Well, firstly its good that the crowd is savy, but it might still be wise to prepare for strawman/fleshman attacks as well as steelmanned ones.
These are some more plausible criticisms:
(1) Moore's law seems to be slowing - this could be a speedbump before the next paradigm takes over, or it could be the start of stagnation, in which case the singularity is postponed. Of course, if humanity survives the singularity will happen eventually anyway, but if it is hundreds of years in the future it would probably be wiser focussing on promoting rationality/genetic engineering/other methods of improving biological intelligence as well as cryonics in the short term, and leaving work on FAI to future generations.
(2) It could be argued that FAI and perhaps de novo AGI as well is simply so hard we will never get it done in time. Eventually neuromorphic AI/WBE/ brute force evolutionary simulations will be developed (assuming that exponential progress in these fields holds) and we would be better of preparing for this case, perhaps by developing empathic neuromorphic AI, or developing a framework for uploads and humans to live without a Malthusian race to the bottom.
(3) The budget/number of people involved of MIRI is tiny compared to google and other entities which could plausibly design AI. Therefore many would argue that MIRI cannot develop AI first, and instead should focus on outreach towards other, larger, groups.

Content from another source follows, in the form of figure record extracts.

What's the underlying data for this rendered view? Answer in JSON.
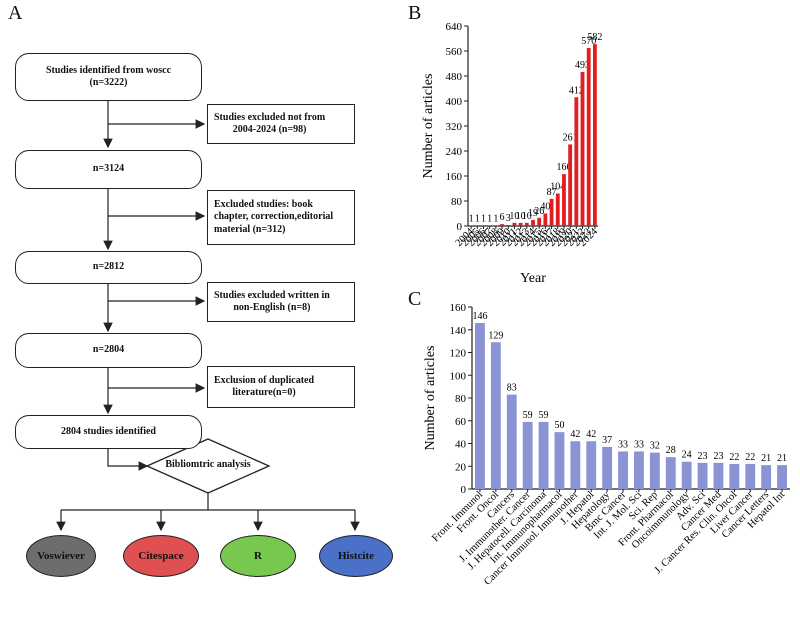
{
  "panels": {
    "a": "A",
    "b": "B",
    "c": "C"
  },
  "flowchart": {
    "main_boxes": [
      {
        "text": "Studies identified from woscc\n(n=3222)"
      },
      {
        "text": "n=3124"
      },
      {
        "text": "n=2812"
      },
      {
        "text": "n=2804"
      },
      {
        "text": "2804 studies identified"
      }
    ],
    "side_boxes": [
      {
        "text": "Studies excluded not from\n2004-2024  (n=98)"
      },
      {
        "text": "Excluded studies: book\nchapter, correction,editorial\nmaterial (n=312)"
      },
      {
        "text": "Studies excluded written in\nnon-English (n=8)"
      },
      {
        "text": "Exclusion of duplicated\nliterature(n=0)"
      }
    ],
    "diamond": "Bibliomtric analysis",
    "tools": [
      {
        "label": "Voswiever",
        "color": "#6d6d6d"
      },
      {
        "label": "Citespace",
        "color": "#e05050"
      },
      {
        "label": "R",
        "color": "#78c850"
      },
      {
        "label": "Histcite",
        "color": "#4a70c8"
      }
    ]
  },
  "chart_data": [
    {
      "type": "bar",
      "title": "",
      "xlabel": "Year",
      "ylabel": "Number of articles",
      "categories": [
        "2004",
        "2005",
        "2006",
        "2007",
        "2008",
        "2009",
        "2010",
        "2011",
        "2012",
        "2013",
        "2014",
        "2015",
        "2016",
        "2017",
        "2018",
        "2019",
        "2020",
        "2021",
        "2022",
        "2023",
        "2024"
      ],
      "values": [
        1,
        1,
        1,
        1,
        1,
        6,
        3,
        10,
        10,
        10,
        19,
        26,
        40,
        87,
        104,
        166,
        261,
        412,
        493,
        570,
        582
      ],
      "ylim": [
        0,
        640
      ],
      "yticks": [
        0,
        80,
        160,
        240,
        320,
        400,
        480,
        560,
        640
      ],
      "color": "#e02020"
    },
    {
      "type": "bar",
      "title": "",
      "xlabel": "",
      "ylabel": "Number of articles",
      "categories": [
        "Front. Immunol",
        "Front. Oncol",
        "Cancers",
        "J. Immunother. Cancer",
        "J. Hepatocell. Carcinoma",
        "Int. Immunopharmacol",
        "Cancer Immunol. Immunother",
        "J. Hepatol",
        "Hepatology",
        "Bmc Cancer",
        "Int. J. Mol. Sci",
        "Sci. Rep",
        "Front. Pharmacol",
        "Oncoimmunology",
        "Adv. Sci",
        "Cancer Med",
        "J. Cancer Res. Clin. Oncol",
        "Liver Cancer",
        "Cancer Letters",
        "Hepatol Int"
      ],
      "values": [
        146,
        129,
        83,
        59,
        59,
        50,
        42,
        42,
        37,
        33,
        33,
        32,
        28,
        24,
        23,
        23,
        22,
        22,
        21,
        21
      ],
      "ylim": [
        0,
        160
      ],
      "yticks": [
        0,
        20,
        40,
        60,
        80,
        100,
        120,
        140,
        160
      ],
      "color": "#8a93d4"
    }
  ]
}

(4) Gwern seems to be going further, and arguing that we should advocate that nations should suppress technology.
In all of these cases, some sort of rationality outreach would seem to be the alternative, so you could still spin that as a positive.
(1) Moore's law seems to be slowing - this could be a speedbump before the next paradigm takes over, or it could be the start of stagnation, in which case the singularity is postponed.
The pithy one-liner comeback to this is that the human brain is an existence proof for a computer the size of the human brain with the performance of the human brain, and it seems implausible that nature arrived at the optimal basic design for neurons on (basically) its first try.
I'm giving a talk to the Boulder Future Salon in Boulder, Colorado in a few weeks on the Intelligence Explosion hypothesis. I've given it once before in Korea but I think the crowd I'm addressing will be more savvy than the last one (many of them have met Eliezer personally). It could end up being important, so I was wondering if anyone considers themselves especially capable of playing Devil's Advocate so I could shape up a bit before my talk? I'd like there to be no real surprises.
I'd be up for just messaging back and forth or skyping, whatever is convenient.